Scenario II – fleet optimization with credit valuation: Using the same fleet data as that used in Scenario I, we introduce the emission credit trading valuation term in the NCM equation, which serves as the basis for the second scenario. The fleet generation requirement is maintained at 19 000 GWh. As the ETS allows pooling of emissions between installations, we combine all unit emissions and consider an annual pooled emission allowance that is ten per cent below nominal emissions. This corresponds to a pooled allowance of 15 372 479 tCO2.
The financial optimization load analysis now includes the option to trade emission credits to compensate for emission production in excess of the pooled allowance, to modify unit load capacity factors to produce lower emission levels, or both activities in some combination. The key variable we now add to the analysis is the cost of emission credits. A range of emission credit market values are considered here.

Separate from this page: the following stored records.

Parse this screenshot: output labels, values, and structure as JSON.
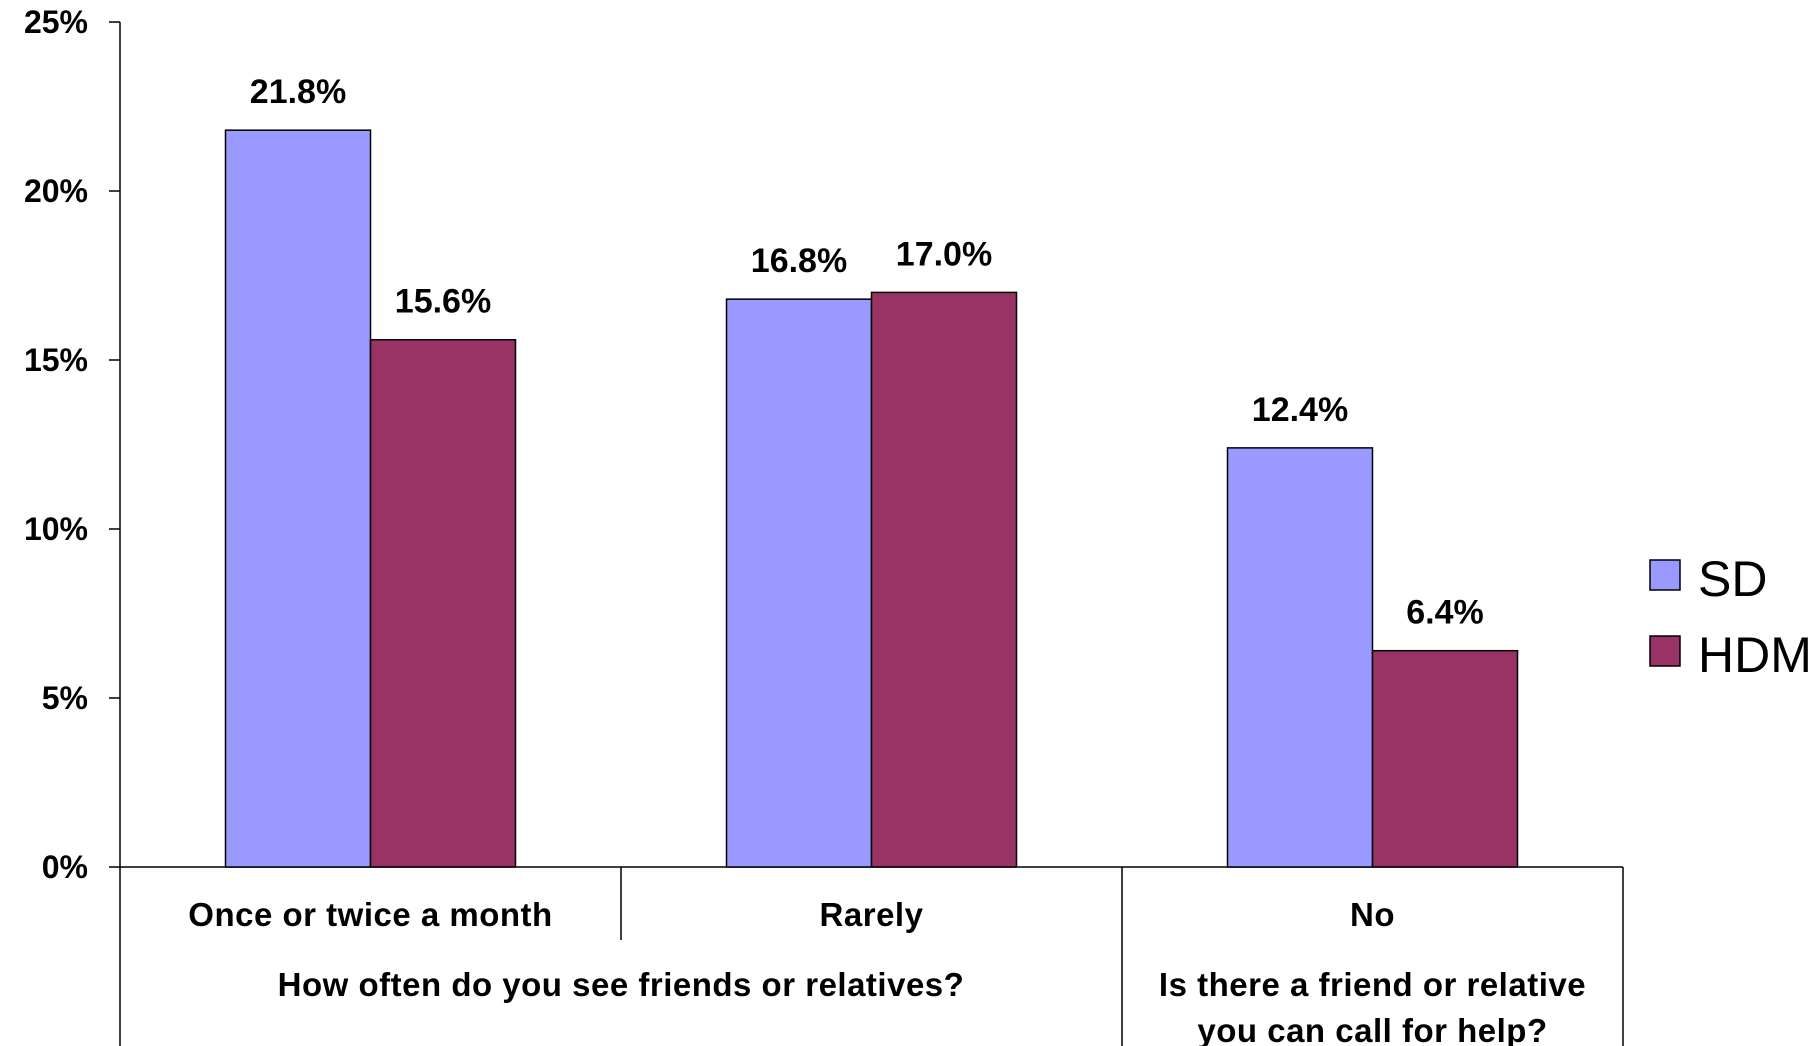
{
  "chart_data": {
    "type": "bar",
    "categories": [
      "Once or twice a month",
      "Rarely",
      "No"
    ],
    "groups": [
      {
        "lines": [
          "How often do you see friends or relatives?"
        ],
        "categories": [
          "Once or twice a month",
          "Rarely"
        ]
      },
      {
        "lines": [
          "Is there a friend or relative",
          "you can call for help?"
        ],
        "categories": [
          "No"
        ]
      }
    ],
    "series": [
      {
        "name": "SD",
        "values": [
          21.8,
          16.8,
          12.4
        ],
        "labels": [
          "21.8%",
          "16.8%",
          "12.4%"
        ],
        "color": "#9999ff"
      },
      {
        "name": "HDM",
        "values": [
          15.6,
          17.0,
          6.4
        ],
        "labels": [
          "15.6%",
          "17.0%",
          "6.4%"
        ],
        "color": "#993366"
      }
    ],
    "ylim": [
      0,
      25
    ],
    "yticks": [
      0,
      5,
      10,
      15,
      20,
      25
    ],
    "ytick_labels": [
      "0%",
      "5%",
      "10%",
      "15%",
      "20%",
      "25%"
    ],
    "grid": false,
    "legend": "right"
  }
}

Figure 4. Fleet NCM vs CO2 emission credit costs/prices
Figures 4 and 5 show the financial and load distribution effects of incorporating emission credit valuation into the fleet NCM equation. In Figure 4, as the cost of emission credits increases, the optimization model suggests that the fleet operates at emission levels greater than the allocation and maintain regulatory compliance through a combination of reduced actual emissions and emission credit purchases. As the price of emission credits increases, fleet NCM decreases, due to the cost of purchasing more credits. This trend continues until the allocation threshold is achieved. In this example, the threshold occurs when the cost of emission credits is in the €20-25/tCO2 range. As the cost becomes greater than this value, fleet NCM can be increased by credit creation from operating at a reduced emission capacity and load configuration.

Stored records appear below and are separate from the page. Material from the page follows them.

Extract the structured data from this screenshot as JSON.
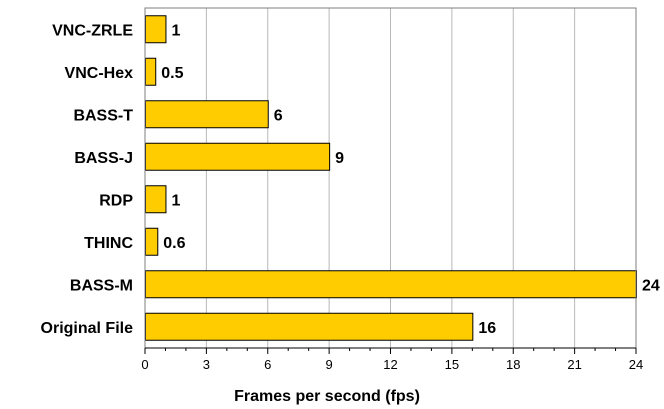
{
  "chart_data": {
    "type": "bar",
    "orientation": "horizontal",
    "categories": [
      "VNC-ZRLE",
      "VNC-Hex",
      "BASS-T",
      "BASS-J",
      "RDP",
      "THINC",
      "BASS-M",
      "Original File"
    ],
    "values": [
      1,
      0.5,
      6,
      9,
      1,
      0.6,
      24,
      16
    ],
    "value_labels": [
      "1",
      "0.5",
      "6",
      "9",
      "1",
      "0.6",
      "24",
      "16"
    ],
    "title": "",
    "xlabel": "Frames per second (fps)",
    "ylabel": "",
    "xlim": [
      0,
      24
    ],
    "x_ticks": [
      0,
      3,
      6,
      9,
      12,
      15,
      18,
      21,
      24
    ],
    "grid": "vertical",
    "bar_color": "#ffcc00",
    "bar_edge_color": "#000000",
    "grid_color": "#b8b8b8"
  }
}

Without carbon credit trading, a 10 per cent reduction in emissions from unrestricted operations results in a €17 million decrease in fleet NCM. The only available alternative in Scenario I is to re-allocate unit production levels to achieve regulatory compliance. However, in Scenario II, the same emissions restrictions produce opportunities to achieve financial results better than the pure load management approach, by purchasing or selling credits. This analysis suggests that emission credit trading can produce fleet-wide NCM results above the no-trading alternative levels in most cases, except in the regime of the critical price, as shown by the minimum in Figure 4.
Figure 5. Operational capacity factors vs CO2 emission credit cost (or market price)
Technical solutions to reduce emissions can be capital-intensive and require long lead times before savings can be realized. The ETS provides the opportunity to dynamically utilize assets to maximize generation profitably. The ETS provides an effective mechanism to give power generation asset managers alternatives, allowing them to maximize fleet NCM under regulatory CO2 emission constraints.